How are #13 and #15 related to each other?
- For which group expansion graphs Φ = G·Kn is the lift matroid L(Φ) binary? Not binary?
- For which Φ = G·Kn is L(Φ) ternary? Not ternary?
- For which group expansions Φ = G·Cn is L(Φ) binary? Not binary?
- For which Φ = G·Cn is L(Φ) ternary? Not ternary?
- How are #17 and #19 related to each other?
How are #18 and #20 related to each other?
- Prove that a biased expansion of Kn with n ≥ 4 is a group expansion.
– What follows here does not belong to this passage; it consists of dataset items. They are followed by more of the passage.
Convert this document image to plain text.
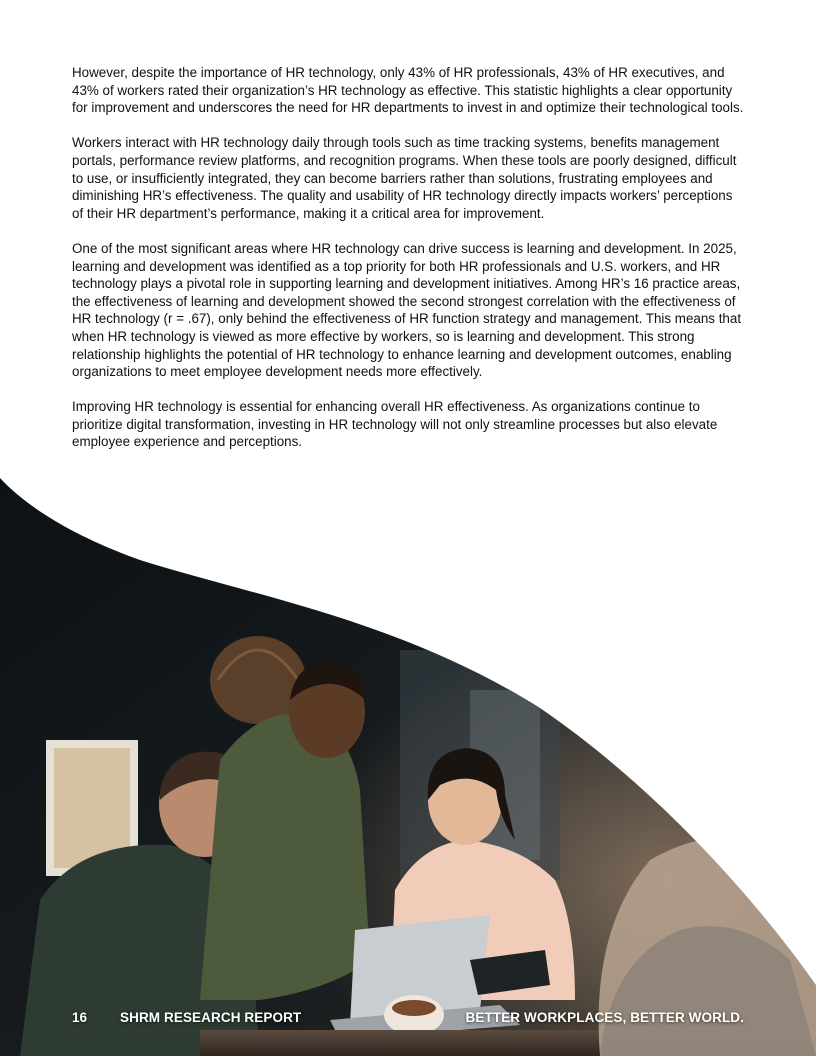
However, despite the importance of HR technology, only 43% of HR professionals, 43% of HR executives, and 43% of workers rated their organization’s HR technology as effective. This statistic highlights a clear opportunity for improvement and underscores the need for HR departments to invest in and optimize their technological tools.

Workers interact with HR technology daily through tools such as time tracking systems, benefits management portals, performance review platforms, and recognition programs. When these tools are poorly designed, difficult to use, or insufficiently integrated, they can become barriers rather than solutions, frustrating employees and diminishing HR’s effectiveness. The quality and usability of HR technology directly impacts workers’ perceptions of their HR department’s performance, making it a critical area for improvement.

One of the most significant areas where HR technology can drive success is learning and development. In 2025, learning and development was identified as a top priority for both HR professionals and U.S. workers, and HR technology plays a pivotal role in supporting learning and development initiatives. Among HR’s 16 practice areas, the effectiveness of learning and development showed the second strongest correlation with the effectiveness of HR technology (r = .67), only behind the effectiveness of HR function strategy and management. This means that when HR technology is viewed as more effective by workers, so is learning and development. This strong relationship highlights the potential of HR technology to enhance learning and development outcomes, enabling organizations to meet employee development needs more effectively.

Improving HR technology is essential for enhancing overall HR effectiveness. As organizations continue to prioritize digital transformation, investing in HR technology will not only streamline processes but also elevate employee experience and perceptions.

16 SHRM RESEARCH REPORT	BETTER WORKPLACES, BETTER WORLD.
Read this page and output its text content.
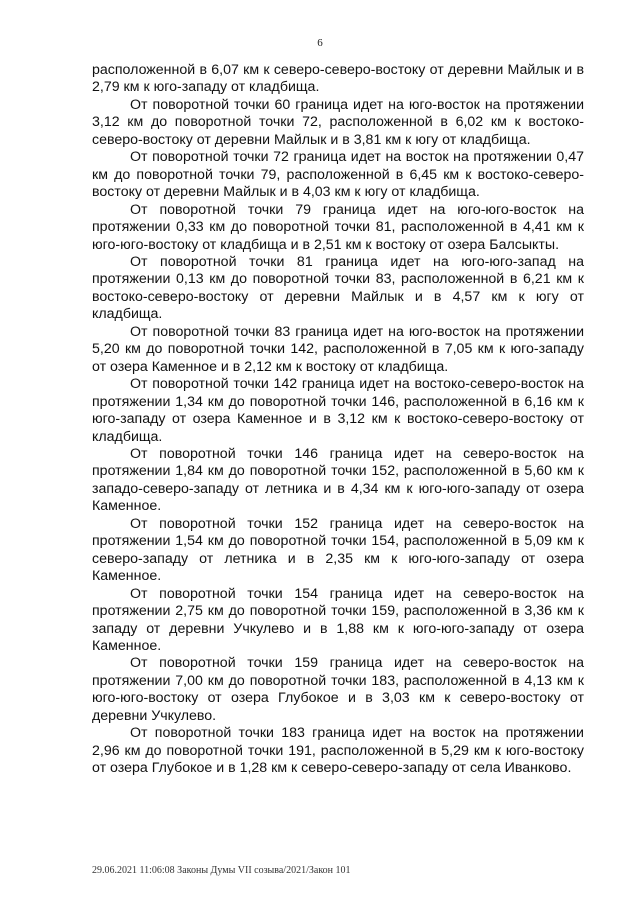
6

расположенной в 6,07 км к северо-северо-востоку от деревни Майлык и в 2,79 км к юго-западу от кладбища.

От поворотной точки 60 граница идет на юго-восток на протяжении 3,12 км до поворотной точки 72, расположенной в 6,02 км к востоко-северо-востоку от деревни Майлык и в 3,81 км к югу от кладбища.

От поворотной точки 72 граница идет на восток на протяжении 0,47 км до поворотной точки 79, расположенной в 6,45 км к востоко-северо-востоку от деревни Майлык и в 4,03 км к югу от кладбища.

От поворотной точки 79 граница идет на юго-юго-восток на протяжении 0,33 км до поворотной точки 81, расположенной в 4,41 км к юго-юго-востоку от кладбища и в 2,51 км к востоку от озера Балсыкты.

От поворотной точки 81 граница идет на юго-юго-запад на протяжении 0,13 км до поворотной точки 83, расположенной в 6,21 км к востоко-северо-востоку от деревни Майлык и в 4,57 км к югу от кладбища.

От поворотной точки 83 граница идет на юго-восток на протяжении 5,20 км до поворотной точки 142, расположенной в 7,05 км к юго-западу от озера Каменное и в 2,12 км к востоку от кладбища.

От поворотной точки 142 граница идет на востоко-северо-восток на протяжении 1,34 км до поворотной точки 146, расположенной в 6,16 км к юго-западу от озера Каменное и в 3,12 км к востоко-северо-востоку от кладбища.

От поворотной точки 146 граница идет на северо-восток на протяжении 1,84 км до поворотной точки 152, расположенной в 5,60 км к западо-северо-западу от летника и в 4,34 км к юго-юго-западу от озера Каменное.

От поворотной точки 152 граница идет на северо-восток на протяжении 1,54 км до поворотной точки 154, расположенной в 5,09 км к северо-западу от летника и в 2,35 км к юго-юго-западу от озера Каменное.

От поворотной точки 154 граница идет на северо-восток на протяжении 2,75 км до поворотной точки 159, расположенной в 3,36 км к западу от деревни Учкулево и в 1,88 км к юго-юго-западу от озера Каменное.

От поворотной точки 159 граница идет на северо-восток на протяжении 7,00 км до поворотной точки 183, расположенной в 4,13 км к юго-юго-востоку от озера Глубокое и в 3,03 км к северо-востоку от деревни Учкулево.

От поворотной точки 183 граница идет на восток на протяжении 2,96 км до поворотной точки 191, расположенной в 5,29 км к юго-востоку от озера Глубокое и в 1,28 км к северо-северо-западу от села Иванково.

29.06.2021 11:06:08 Законы Думы VII созыва/2021/Закон 101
Hint: The important case is n = 4.
- If you know what a groupoid (category theory) is, prove that a groupoid with n objects is equivalent to a biased expansion of Kn, hence is a group expansion if n ≥ 4 by the preceding problem.
- Given two graphs (or gain graphs, etc.) on disjoint vertex sets, Γ1 and Γ2, write Γ1 ∪v Γ2 for the result of identifying one vertex in each graph to a single vertex. (It doesn't matter which.)
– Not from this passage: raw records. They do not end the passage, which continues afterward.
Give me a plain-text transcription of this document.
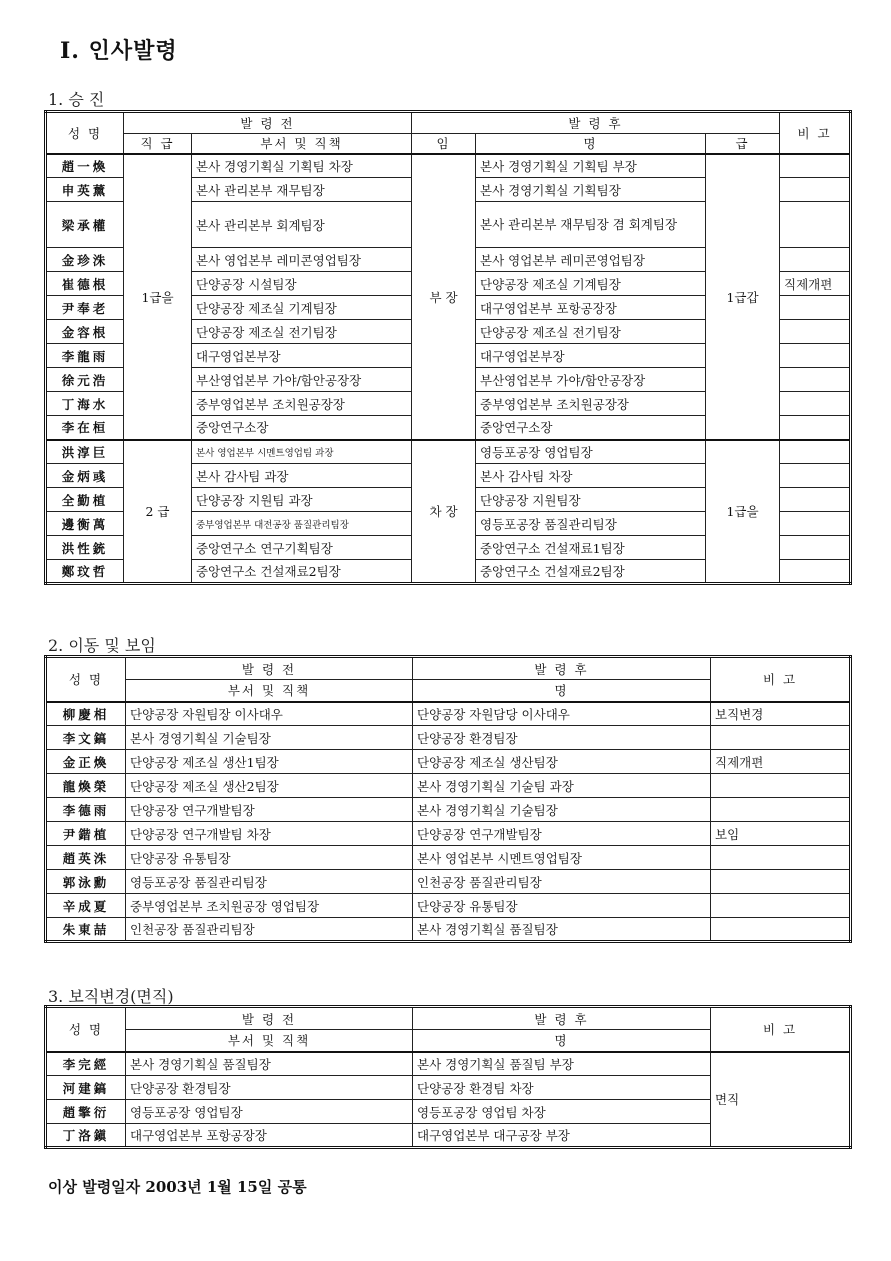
Ⅰ. 인사발령
1. 승 진
성 명	발 령 전		발 령 후			비 고
	직 급	부서 및 직책	임	명	급	
趙一煥	1급을	본사 경영기획실 기획팀 차장	부 장	본사 경영기획실 기획팀 부장	1급갑	
申英薰		본사 관리본부 재무팀장		본사 경영기획실 기획팀장		
梁承權		본사 관리본부 회계팀장		본사 관리본부 재무팀장 겸 회계팀장		
金珍洙		본사 영업본부 레미콘영업팀장		본사 영업본부 레미콘영업팀장		
崔德根		단양공장 시설팀장		단양공장 제조실 기계팀장		직제개편
尹奉老		단양공장 제조실 기계팀장		대구영업본부 포항공장장		
金容根		단양공장 제조실 전기팀장		단양공장 제조실 전기팀장		
李龍雨		대구영업본부장		대구영업본부장		
徐元浩		부산영업본부 가야/함안공장장		부산영업본부 가야/함안공장장		
丁海水		중부영업본부 조치원공장장		중부영업본부 조치원공장장		
李在桓		중앙연구소장		중앙연구소장		
洪淳巨	2 급	본사 영업본부 시멘트영업팀 과장	차 장	영등포공장 영업팀장	1급을	
金炳彧		본사 감사팀 과장		본사 감사팀 차장		
全勤植		단양공장 지원팀 과장		단양공장 지원팀장		
邊衡萬		중부영업본부 대전공장 품질관리팀장		영등포공장 품질관리팀장		
洪性銃		중앙연구소 연구기획팀장		중앙연구소 건설재료1팀장		
鄭玟哲		중앙연구소 건설재료2팀장		중앙연구소 건설재료2팀장		
2. 이동 및 보임
성 명	발 령 전	발 령 후	비 고
	부서 및 직책	명	
柳慶相	단양공장 자원팀장 이사대우	단양공장 자원담당 이사대우	보직변경
李文鎬	본사 경영기획실 기술팀장	단양공장 환경팀장	
金正煥	단양공장 제조실 생산1팀장	단양공장 제조실 생산팀장	직제개편
龍煥榮	단양공장 제조실 생산2팀장	본사 경영기획실 기술팀 과장	
李德雨	단양공장 연구개발팀장	본사 경영기획실 기술팀장	
尹鍇植	단양공장 연구개발팀 차장	단양공장 연구개발팀장	보임
趙英洙	단양공장 유통팀장	본사 영업본부 시멘트영업팀장	
郭泳勳	영등포공장 품질관리팀장	인천공장 품질관리팀장	
辛成夏	중부영업본부 조치원공장 영업팀장	단양공장 유통팀장	
朱東喆	인천공장 품질관리팀장	본사 경영기획실 품질팀장	
3. 보직변경(면직)
성 명	발 령 전	발 령 후	비 고
	부서 및 직책	명	
李完經	본사 경영기획실 품질팀장	본사 경영기획실 품질팀 부장	면직
河建鎬	단양공장 환경팀장	단양공장 환경팀 차장	
趙擎衍	영등포공장 영업팀장	영등포공장 영업팀 차장	
丁洛鎭	대구영업본부 포항공장장	대구영업본부 대구공장 부장	
이상 발령일자 2003년 1월 15일 공통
- Compare the lift matroids of Φ1 ∪ Φ2 (disjoint union) and Φ1 ∪v Φ2. How does the matroid of Φ1 ∪v Φ2 depend on the choice of identified vertices?
- Compare the frame matroids of Φ1 ∪ Φ2 (disjoint union) and Φ1 ∪v Φ2. How does the matroid of Φ1 ∪v Φ2 depend on the choice of identified vertices?
- Find a biased graph Ω that cannot be represented as a gain graph.
- Let Ω be any biased graph whose underlying graph is 2Cn (a circle in which each edge is doubled), in which there are no balanced digons (digon = circle of length 2, i.e., doubled edge).
- Prove that spikes (defined by Oxley) are the extended lift matroids of these biased graphs. Based on this fact, what can you say about the structure of spikes?
- A swirl is the frame matroid of this kind of biased graph. Based on this fact, what can you say about the structure of swirls?
- Prove the subset expansion formulas for the chromatic and zero-free chromatic polynomials of a gain graph, i.e., χ[*]Φ(λ) = ∑S (−1)|S| λb(S), where S ranges over all subsets of E for the chromatic polynomial (no *) and all balanced subsets for the zero-free polynomial (with *). Hint: Induction on |E| and deletion/contraction lemmas.
Or, use Möbius inversion on the improper coloring method to prove the Möbius expansion formulas, χ[*]Φ(λ) = ∑F μ(∅,F) λb(F), where F ranges over all frame-matroid flats or all balanced flats, respectively.
Note that the subset and Möbius formulas are equivalent by a theorem in the Möbius chapter, although the two proof methods are completely different.
- Open problem. We have coloring interpretations of χΦ(λ) for λ = k|G|+1 and χ*Φ(λ) for λ = k|G|, which give us one polynomial for each residue class 0 and 1 (mod |G|) of integers λ > 0, but no such interpretation for any other residue class. Is there a coloring interpretation, or any counting interpretation, for other values of λ modulo |G|? This is an open question for all |G| > 2.